Hong Kong to authorize in-kind reimbursement model in Bitcoin ETFs, according to Bloomberg

Hong Kong to authorize in-kind reimbursement model in Bitcoin ETFs

It appears that Hong Kong's financial regulator, the Securities and Futures Commission (SFC), will allow in-kind creations and redemptions in Bitcoin ETFs.

According to Bloomberg ETF analyst Rebecca Sin, the FSC is preparing to authorize the listing of Bitcoin spot ETFs in the Asian market. However, beyond approving the entry of these cryptocurrency investment vehicles, it is likely that the financial authority will also authorize the in-kind reimbursement model for these exchange-traded funds, allowing Bitcoin ETF managers to reimburse investors using the cryptocurrency instead of cash.

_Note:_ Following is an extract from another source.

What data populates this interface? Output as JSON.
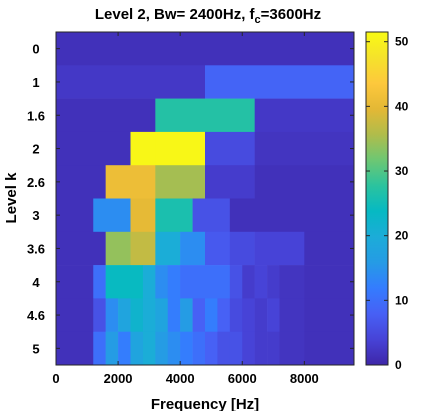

As experts point out, this is an important distinction in relation to the cash reimbursement model that was approved by the Securities and Exchange Commission (SEC) in the United States last January.

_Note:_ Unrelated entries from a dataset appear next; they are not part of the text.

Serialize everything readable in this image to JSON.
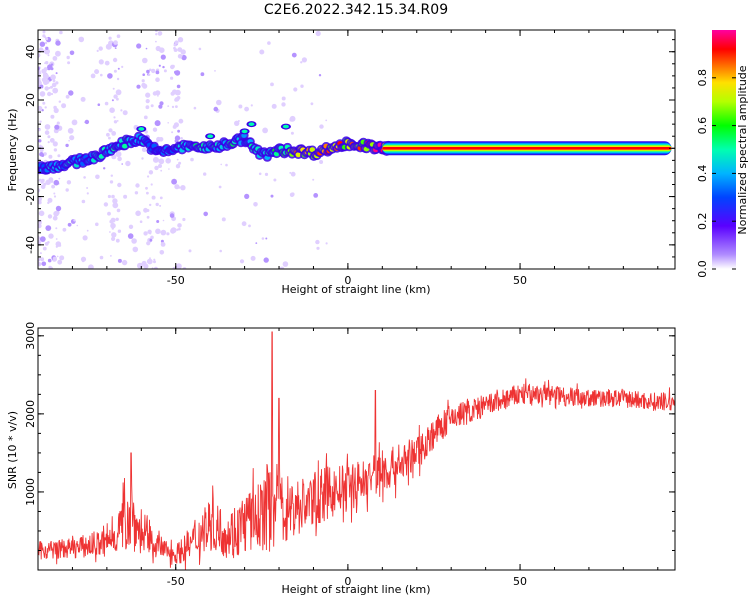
{
  "title": "C2E6.2022.342.15.34.R09",
  "colors": {
    "snr_line": "#ee3333",
    "spectrum_band": "#ff0000",
    "background": "#ffffff"
  },
  "chart_data": [
    {
      "type": "heatmap",
      "name": "spectrogram",
      "xlabel": "Height of straight line (km)",
      "ylabel": "Frequency (Hz)",
      "xlim": [
        -90,
        95
      ],
      "ylim": [
        -50,
        49
      ],
      "x_ticks": [
        -50,
        0,
        50
      ],
      "y_ticks": [
        -40,
        -20,
        0,
        20,
        40
      ],
      "colorbar": {
        "label": "Normalized spectral amplitude",
        "range": [
          0.0,
          1.0
        ],
        "ticks": [
          "0.0",
          "0.2",
          "0.4",
          "0.6",
          "0.8"
        ],
        "colormap": "rainbow (purple → blue → cyan → green → yellow → red → magenta)"
      },
      "ridge": {
        "description": "dominant spectral peak frequency vs height",
        "x": [
          -88,
          -80,
          -72,
          -66,
          -60,
          -55,
          -50,
          -45,
          -40,
          -35,
          -30,
          -25,
          -20,
          -15,
          -10,
          -5,
          0,
          5,
          10,
          20,
          40,
          60,
          80,
          94
        ],
        "y": [
          -8,
          -6,
          -3,
          2,
          4,
          -2,
          0,
          1,
          0,
          2,
          4,
          -3,
          -1,
          -1,
          -2,
          0,
          2,
          1,
          0,
          0,
          0,
          0,
          0,
          0
        ],
        "amplitude": [
          0.4,
          0.45,
          0.45,
          0.5,
          0.45,
          0.35,
          0.45,
          0.5,
          0.5,
          0.55,
          0.5,
          0.45,
          0.6,
          0.8,
          0.85,
          0.85,
          0.85,
          0.9,
          0.95,
          0.97,
          0.97,
          0.97,
          0.97,
          0.97
        ]
      }
    },
    {
      "type": "line",
      "name": "snr",
      "xlabel": "Height of straight line (km)",
      "ylabel": "SNR (10 * v/v)",
      "xlim": [
        -90,
        95
      ],
      "ylim": [
        0,
        3100
      ],
      "x_ticks": [
        -50,
        0,
        50
      ],
      "y_ticks": [
        1000,
        2000,
        3000
      ],
      "envelope": {
        "x": [
          -90,
          -80,
          -70,
          -63,
          -60,
          -55,
          -50,
          -45,
          -40,
          -35,
          -30,
          -25,
          -22,
          -20,
          -15,
          -10,
          -5,
          0,
          5,
          10,
          15,
          20,
          25,
          30,
          40,
          50,
          60,
          70,
          80,
          90,
          94
        ],
        "mean": [
          250,
          280,
          350,
          700,
          450,
          300,
          200,
          350,
          600,
          450,
          600,
          700,
          900,
          800,
          800,
          900,
          1000,
          1050,
          1150,
          1250,
          1350,
          1500,
          1750,
          1950,
          2100,
          2250,
          2250,
          2200,
          2200,
          2150,
          2150
        ],
        "spread": [
          120,
          130,
          180,
          450,
          250,
          150,
          120,
          250,
          350,
          300,
          400,
          450,
          700,
          500,
          400,
          350,
          350,
          300,
          300,
          300,
          250,
          230,
          200,
          180,
          150,
          140,
          130,
          120,
          120,
          120,
          120
        ]
      },
      "peaks": [
        {
          "x": -22,
          "y": 3050
        },
        {
          "x": -20,
          "y": 2200
        },
        {
          "x": -63,
          "y": 1500
        },
        {
          "x": 8,
          "y": 2300
        }
      ]
    }
  ]
}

Eric Balchunas, senior ETF analyst at Bloomberg, commented that if the Hong Kong FSC approves this reimbursement model, Asian investors could flock to the Bitcoin market.

Hong Kong may be a catalyst for Bitcoin ETFs

Following the historic milestone reached by Bitcoin and cryptocurrencies in January this year, after obtaining SEC approval for the launch of spot ETFs in the US market, experts believe that the digital asset industry is about to see another major event, and that is China's capitulation in the crypto market.

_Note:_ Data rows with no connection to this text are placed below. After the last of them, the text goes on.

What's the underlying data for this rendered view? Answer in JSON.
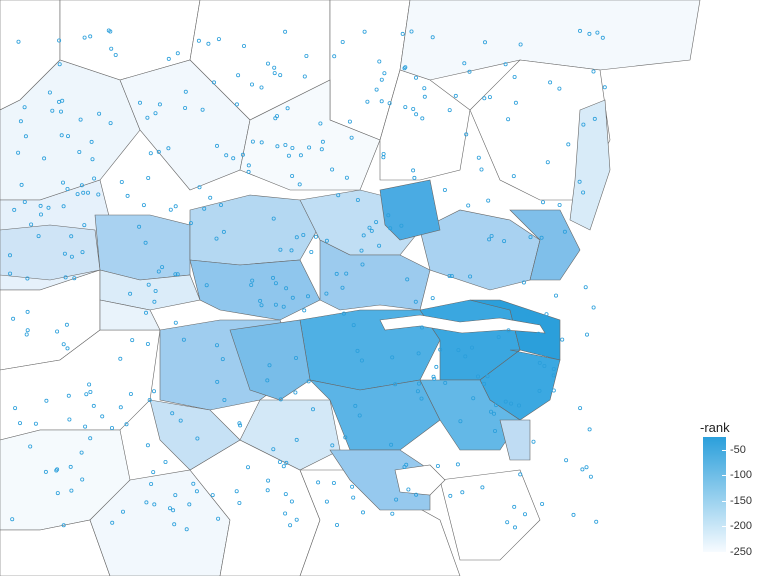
{
  "colors": {
    "low": "#f7fbff",
    "high": "#2b9fdb",
    "border": "#666666",
    "point": "#2b9fdb",
    "background": "#ffffff"
  },
  "legend": {
    "title": "-rank",
    "min": -250,
    "max": -25,
    "ticks": [
      {
        "value": -50,
        "label": "-50"
      },
      {
        "value": -100,
        "label": "-100"
      },
      {
        "value": -150,
        "label": "-150"
      },
      {
        "value": -200,
        "label": "-200"
      },
      {
        "value": -250,
        "label": "-250"
      }
    ]
  }
}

Citing a note by analyst Sin in Bloomberg, Balchunas commented that Bitcoin spot ETFs could reach the Hong Kong market in the second quarter of this year and subsequently seize markets throughout the region.

The expert emphasized that the approval of Bitcoin ETFs in Hong Kong and the in-kind redemption model for these exchange-traded funds, could “help boost assets under management and volume in the fast-growing region.”

China is the second largest economy in the world and, for several years, it led the cryptocurrency industry globally. However, in 2021 the country's regulators banned the commercial activity of crypto assets and Bitcoin mining, causing the expulsion of many companies and investors.

Now, the approval of Bitcoin ETFs in Hong Kong could signal that Chinese regulators may eventually consider approaching this emerging market again, as Hong Kong is seen as a key gateway for the return of cryptocurrencies to China.

The principle of “One country, Two systems”

Hong Kong maintains its own legal and financial system through the “one country, two systems” principle, allowing it to have its own government, laws and regulatory policies separate from the greater nation. Thanks to this, Hong Kong has begun to soften its policies towards cryptocurrencies, in order to use the innovation of cryptoassets to boost its financial and technological growth and leadership.

The region's pivot to cryptocurrencies, allowing retail investors to participate in this market and accelerating the development of Web3, has generated intense debate about how it could be mitigating China's restrictive policies and paving the way for make the entire country crypto-friendly again.

In December, Hong Kong's financial regulator reported that was open to receive applications for the listing of Bitcoin ETFs and facilitate the expansion of cryptoassets in their traditional financial markets.

A legal way to invest in Bitcoin

Noelle Acheson, author of the “Crypto is Macro Now” newsletter, highlighted that Hong Kong’s approval of Bitcoin ETFs would provide a legal avenue for Chinese investors to participate in the crypto market, which would be “huge,” even if it were of a small percentage of these investors.

According to experts, it is only a matter of time before Hong Kong authorizes operations with Bitcoin ETFs and for cryptocurrencies to gain a new victory in the Asian market.